Sunday, May 15, 2016

THE MARK IN AMERICA, ISSUE #4, PAGES 14 & 15

At last, here we gear up for the big end of the mini-series action set piece. I’m not wild about these pages; I have real difficulty drawing soldiers, weapons and carnage. War comics are not my forte or interest, other than some of my favorite artists worked on them.



On page 14, the staging in panels 2 and 4 is unclear.



In panel 2, posing the Archon tiny within the panel and back-to-cam is a no-no, minimizing one of the most important elements of the panel ((1) the Archon leading a strategy session, (2) detection of the unidentified aircraft). The action doesn’t work with left-to-right/top-to-bottom eye read; possibly the panel should have been flopped. That wouldn’t have corrected the fundamental problem that the panel wasn’t dramatic or dynamic. I suspect that I was influenced by the plot synopsis to try and cram in too much information that was unimportant to that action beat or the story as a whole. Or perhaps the writer, Mike Barr, intended several panels to establish the Archon plotting strategy to take back Lutzany, andI insisted in condensing it into one panel.

In panel 4 the most important element, the parachute being dropped from the glider, is almost unnoticeable within the composition.


The artistic trauma continues with page 15. As I have said, the action set piece of which this page is part has everything I hate drawing in one tidy package.

Panel 1 makes me cringe. The drawing of the advancing machine-gun wielding troops is awful; painful to draw and painful to look at 23 years later. Heavy back-lit shadows only partially mitigates the amateurishness.





Panel 2… I don’t know how Archon could tell that the supine form is a dummy given that every inch of it is covered with the Mark’s costume. And it had to be thusly so that the suspense beat in page 14, panel 5 (the parachuting Mark being riddled with machine gun fire) would work. Basically I was handed an unsolvable artistic problem: drawing the Mark-as-a-dummy to be ambiguous as such in the first 2 panels of its presentation but recognizable as such in its third appearance. Basically, we need a dialogue cue from the Archon TELLING us that the figure is a dummy; there’s no way to show it visually given the constraints of the first 2 panels.

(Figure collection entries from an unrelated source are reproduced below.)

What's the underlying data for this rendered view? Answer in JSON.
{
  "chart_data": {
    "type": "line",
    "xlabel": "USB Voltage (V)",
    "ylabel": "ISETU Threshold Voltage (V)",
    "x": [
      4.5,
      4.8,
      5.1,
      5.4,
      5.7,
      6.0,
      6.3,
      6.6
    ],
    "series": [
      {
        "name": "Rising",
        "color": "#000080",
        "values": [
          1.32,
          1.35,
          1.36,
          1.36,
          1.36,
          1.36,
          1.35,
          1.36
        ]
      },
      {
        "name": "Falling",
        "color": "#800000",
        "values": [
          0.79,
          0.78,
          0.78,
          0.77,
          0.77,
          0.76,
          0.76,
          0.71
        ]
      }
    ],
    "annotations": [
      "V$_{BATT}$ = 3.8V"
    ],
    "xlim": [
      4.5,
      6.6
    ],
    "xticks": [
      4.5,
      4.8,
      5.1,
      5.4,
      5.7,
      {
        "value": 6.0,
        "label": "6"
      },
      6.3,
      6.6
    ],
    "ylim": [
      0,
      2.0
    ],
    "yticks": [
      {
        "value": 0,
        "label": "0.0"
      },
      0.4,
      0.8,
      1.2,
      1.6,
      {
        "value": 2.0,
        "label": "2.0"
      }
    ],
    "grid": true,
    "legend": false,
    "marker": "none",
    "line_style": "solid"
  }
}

Panel 3. All of the explosions were referenced from Russ Heath war comics.  Except for a really cool Bernie Wrightson explosion from an early issue of Swamp Thing that I’ve cannibalized repeatedly over the years.


Panel 4. With the Archon’s forces suitable distracted, the Mark himself dives out of the glider sans parachute, allowing me to do a nice presentation panel. I allowed myself the luxury of a slight costume re-design since he’d been in civvies for the previous 2 issues: I ditched the utility belt which I loathed drawing and he never used, and gave him a leather jacket because I thought it looked cool.


Panel 5. The convenient laundry truck cushions his landing. This humor beat came from the writer, Mike Barr. I made it work by having the back doors fly open and the laundry explode outward due to the impact.

In general, both pages have an amateurish feel. I’m not sure how I’d fix them today, or even (if the series is ever collected) that I’d want to try. As I said, this sequence has everything I loathe drawing in one tidy package.